September 2018 Reading Group Round
Featured in Inside Time in September 2018
The report this month comes from HMP Wymott where a member of the reading group spearheaded a project to get more prisoners switched on to poetry. The result was the brilliant ‘Poems in the Garden’.
About two years ago a prisoner at HMP Wymott had an idea. ‘Wouldn’t it be nice’, he thought as he walked around on exercise, ‘to have poems scattered amongst the plants and flowers?’ It was one of those daft, inconsequential thoughts that come and go, like the thousands we have every day. Just an idea.

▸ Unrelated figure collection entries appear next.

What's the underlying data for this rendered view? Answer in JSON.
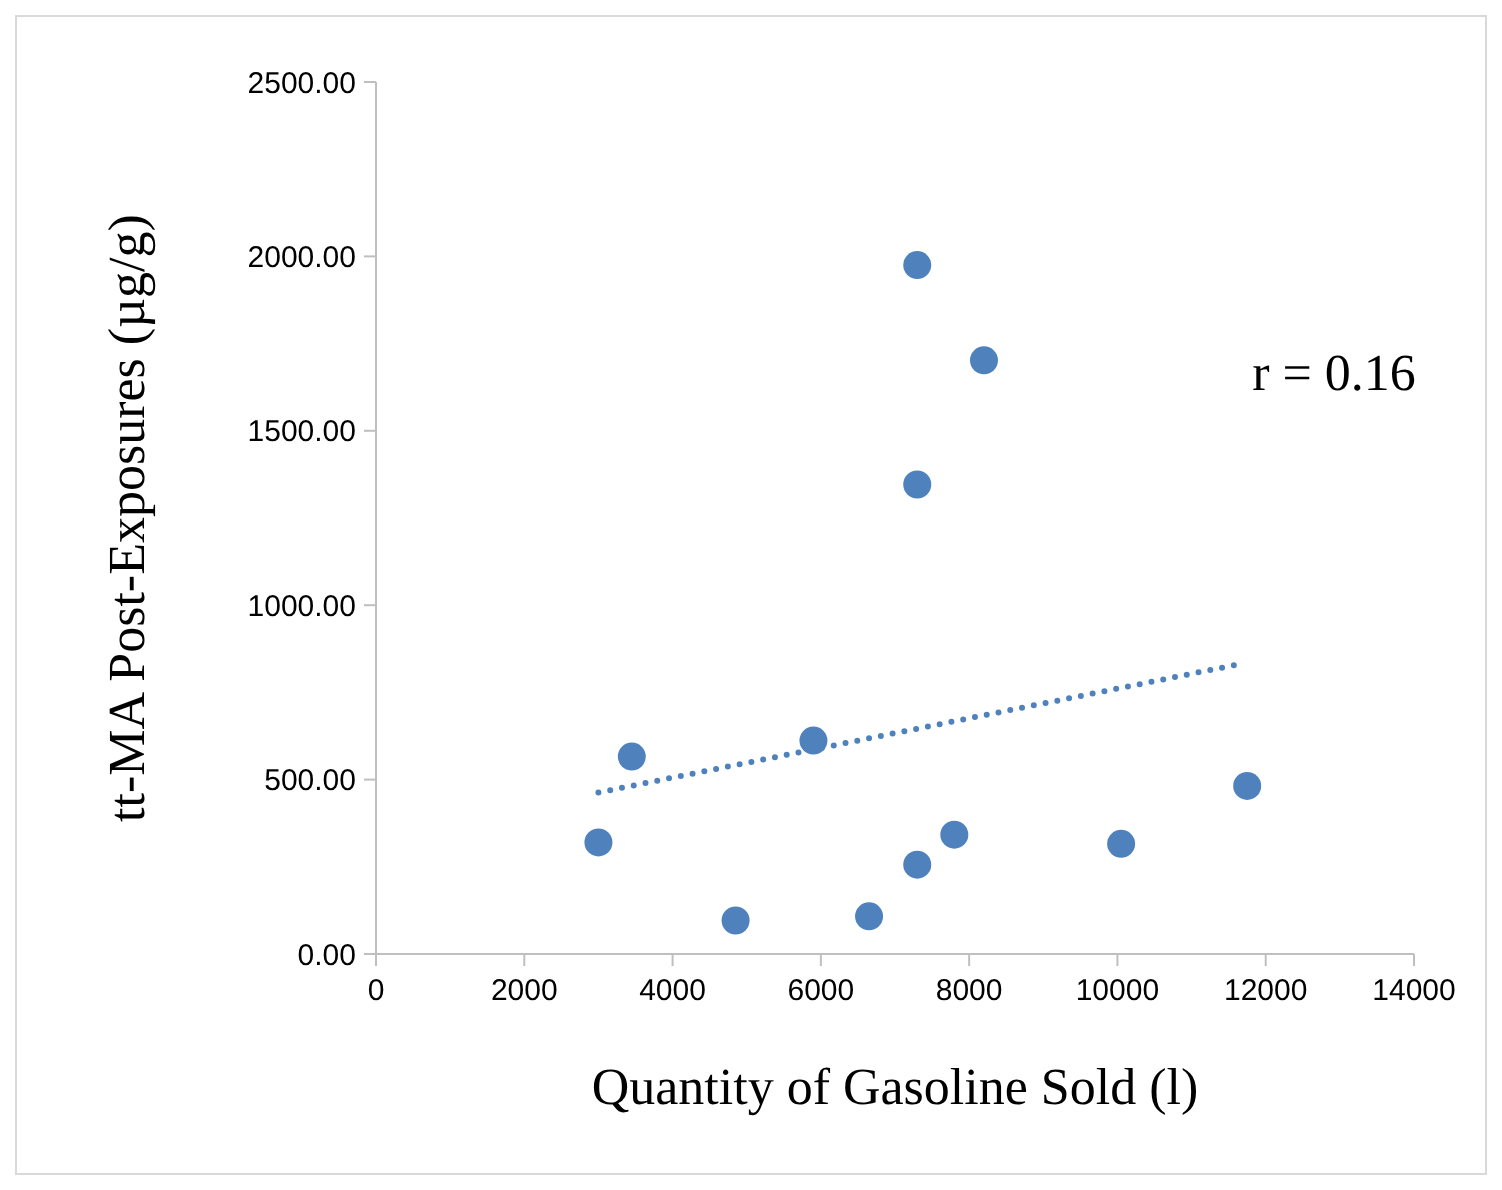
{
  "chart_data": {
    "type": "scatter",
    "xlabel": "Quantity of Gasoline Sold (l)",
    "ylabel": "tt-MA Post-Exposures (µg/g)",
    "xlim": [
      0,
      14000
    ],
    "xticks": [
      0,
      2000,
      4000,
      6000,
      8000,
      10000,
      12000,
      14000
    ],
    "ylim": [
      0,
      2500
    ],
    "yticks": [
      {
        "value": 0,
        "label": "0.00"
      },
      {
        "value": 500,
        "label": "500.00"
      },
      {
        "value": 1000,
        "label": "1000.00"
      },
      {
        "value": 1500,
        "label": "1500.00"
      },
      {
        "value": 2000,
        "label": "2000.00"
      },
      {
        "value": 2500,
        "label": "2500.00"
      }
    ],
    "grid": false,
    "marker": "circle",
    "series": [
      {
        "color": "#4f81bd",
        "x": [
          3000,
          3450,
          4850,
          5900,
          6650,
          7300,
          7800,
          10050,
          11750,
          7300,
          7300,
          8200
        ],
        "values": [
          320,
          566,
          96,
          612,
          108,
          256,
          342,
          316,
          482,
          1346,
          1975,
          1702
        ]
      },
      {
        "type": "line",
        "color": "#4f81bd",
        "line_style": "dotted",
        "marker": "none",
        "x": [
          3000,
          11600
        ],
        "values": [
          463,
          829
        ]
      }
    ],
    "annotations": [
      "r = 0.16"
    ]
  }
}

But it wouldn’t leave him alone. The more he thought about it, the less daft it seemed. Wymott has beautiful grounds which are tended by a hard-working team of prisoners and staff. Each year they enter a national garden competition, the Windlesham Trophy, where competition is fierce. Any unique feature would be bound to give them an extra edge….wouldn’t it?
So our prisoner put his idea to the powers that be. And guess what? They didn’t think it was stupid. In fact, they thought it was a great idea and ‘Poems in the Garden’ was born. Lads were put to work designing and making wooden plinths to hold poems that would be scattered like seeds throughout the grounds. A competition was organised amongst prisoners to write poems on a gardening theme. The response was fantastic. All of a sudden various departments throughout the prison were working together to bring the project to life. A few short months later anybody walking round the prison might encounter a random poem planted in the ground, as like as not actually written by a resident of the prison.

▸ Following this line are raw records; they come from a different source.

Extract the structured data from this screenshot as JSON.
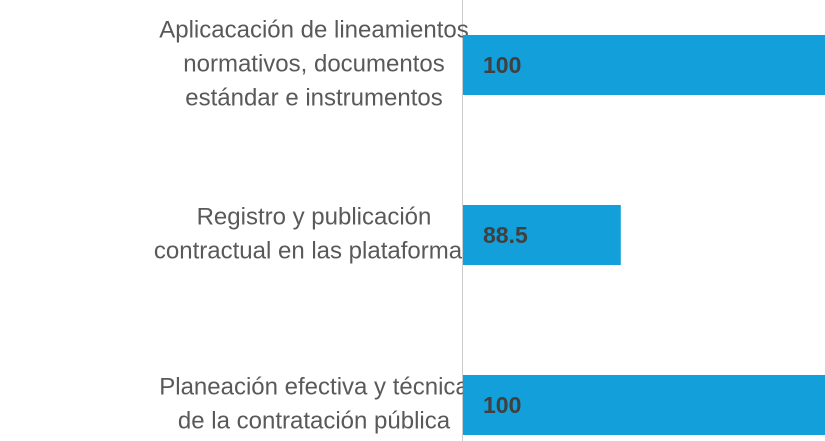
{
  "chart_data": {
    "type": "barh",
    "categories": [
      [
        "Aplicacación de lineamientos",
        "normativos, documentos",
        "estándar e instrumentos"
      ],
      [
        "Registro y publicación",
        "contractual en las plataformas"
      ],
      [
        "Planeación efectiva y técnica",
        "de la contratación pública"
      ]
    ],
    "values": [
      100,
      88.5,
      100
    ],
    "color": "#139fd9",
    "xlim": [
      80,
      99.5
    ]
  }
}
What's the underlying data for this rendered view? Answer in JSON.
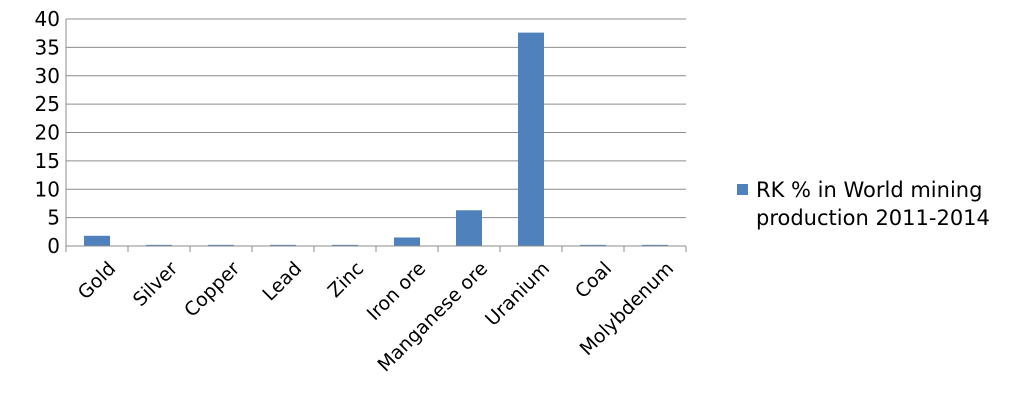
{
  "chart_data": {
    "type": "bar",
    "categories": [
      "Gold",
      "Silver",
      "Copper",
      "Lead",
      "Zinc",
      "Iron ore",
      "Manganese ore",
      "Uranium",
      "Coal",
      "Molybdenum"
    ],
    "series": [
      {
        "name": "RK % in World mining production 2011-2014",
        "values": [
          1.8,
          0.2,
          0.2,
          0.2,
          0.2,
          1.5,
          6.3,
          37.6,
          0.2,
          0.2
        ],
        "color": "#4f81bd"
      }
    ],
    "title": "",
    "xlabel": "",
    "ylabel": "",
    "ylim": [
      0,
      40
    ],
    "yticks": [
      "0",
      "5",
      "10",
      "15",
      "20",
      "25",
      "30",
      "35",
      "40"
    ],
    "grid": true,
    "legend_position": "right"
  },
  "legend": {
    "line1": "RK % in World mining",
    "line2": "production 2011-2014"
  }
}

The beauty of the project is that the poems can be changed with the seasons and even reflect events happening in the wider world. This summer we ran a World Cup 2018 poetry competition. The Governor gave it his enthusiastic seal of approval and organisers ran a prize draw for each entrant to encourage participation. Various departments within the prison showed their generosity with donations of chocolates, cakes and other goodies and cash prizes were sanctioned. All kinds of organisations and prison partners were contacted for books etc. as prizes. Prison Reading Groups (PRG) were especially generous, donating a number of copies of the excellent Forward Prize poetry anthology and funding for further prize poetry books to be chosen by the library staff at Wymott. The competition spawned a wide variety of football related poems, many of which are now displayed throughout the prison. Here is just one example:
World Cup Fever by Jonathan A.
Another chapter to be writ of England’s World Cup story,
I hear the roar of English fans and dreams of goals and glory,
Once more I think of sixty-six, once more I’m a believer,
Once more the English lion roars, they call it World Cup fever.

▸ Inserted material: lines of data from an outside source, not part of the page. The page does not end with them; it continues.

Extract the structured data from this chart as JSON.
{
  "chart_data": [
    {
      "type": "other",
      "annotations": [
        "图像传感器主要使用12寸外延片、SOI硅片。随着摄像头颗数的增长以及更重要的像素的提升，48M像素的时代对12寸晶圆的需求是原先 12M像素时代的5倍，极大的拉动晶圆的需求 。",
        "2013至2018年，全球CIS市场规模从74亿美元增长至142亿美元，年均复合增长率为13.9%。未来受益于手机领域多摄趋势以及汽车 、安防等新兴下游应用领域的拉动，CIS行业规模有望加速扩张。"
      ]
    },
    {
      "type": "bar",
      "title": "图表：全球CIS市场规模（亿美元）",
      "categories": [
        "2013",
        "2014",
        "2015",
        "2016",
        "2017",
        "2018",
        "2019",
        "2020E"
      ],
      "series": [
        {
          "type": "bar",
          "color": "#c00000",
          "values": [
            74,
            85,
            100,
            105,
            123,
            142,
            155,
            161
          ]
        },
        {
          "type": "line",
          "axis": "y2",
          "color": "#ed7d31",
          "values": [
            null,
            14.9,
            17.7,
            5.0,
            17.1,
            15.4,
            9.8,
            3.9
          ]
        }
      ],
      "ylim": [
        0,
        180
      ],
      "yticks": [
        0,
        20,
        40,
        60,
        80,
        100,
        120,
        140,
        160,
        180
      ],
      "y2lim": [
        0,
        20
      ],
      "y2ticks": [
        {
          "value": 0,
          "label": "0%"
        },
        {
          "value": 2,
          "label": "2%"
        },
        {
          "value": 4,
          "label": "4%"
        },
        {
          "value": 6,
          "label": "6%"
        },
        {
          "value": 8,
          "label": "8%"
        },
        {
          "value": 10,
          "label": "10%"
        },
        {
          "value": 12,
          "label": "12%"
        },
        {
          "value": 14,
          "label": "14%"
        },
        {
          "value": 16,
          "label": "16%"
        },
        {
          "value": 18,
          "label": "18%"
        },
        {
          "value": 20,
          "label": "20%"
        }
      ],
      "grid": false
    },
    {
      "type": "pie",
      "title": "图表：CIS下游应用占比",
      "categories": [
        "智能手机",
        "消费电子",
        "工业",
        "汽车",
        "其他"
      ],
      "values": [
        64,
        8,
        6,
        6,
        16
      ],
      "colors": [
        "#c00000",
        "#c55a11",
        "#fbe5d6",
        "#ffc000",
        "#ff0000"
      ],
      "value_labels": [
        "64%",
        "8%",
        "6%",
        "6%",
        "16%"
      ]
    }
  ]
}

Much like England’s valiant attempt to bring football home, Wymott did not actually win the Windlesham Trophy in 2017. However, what it did gain was a unique feature in its grounds that can be enjoyed by everyone: staff, prisoners and visitors alike. It also reaped the benefits of genuine collaboration between prisoners and the prison. And this prisoner who had that daft idea on an ordinary day over two years ago realises, that sometimes, with hard work, commitment and patience, an idle thought can blossom into something rather beautiful.
With special thanks to PRG and the Forward Arts Foundation.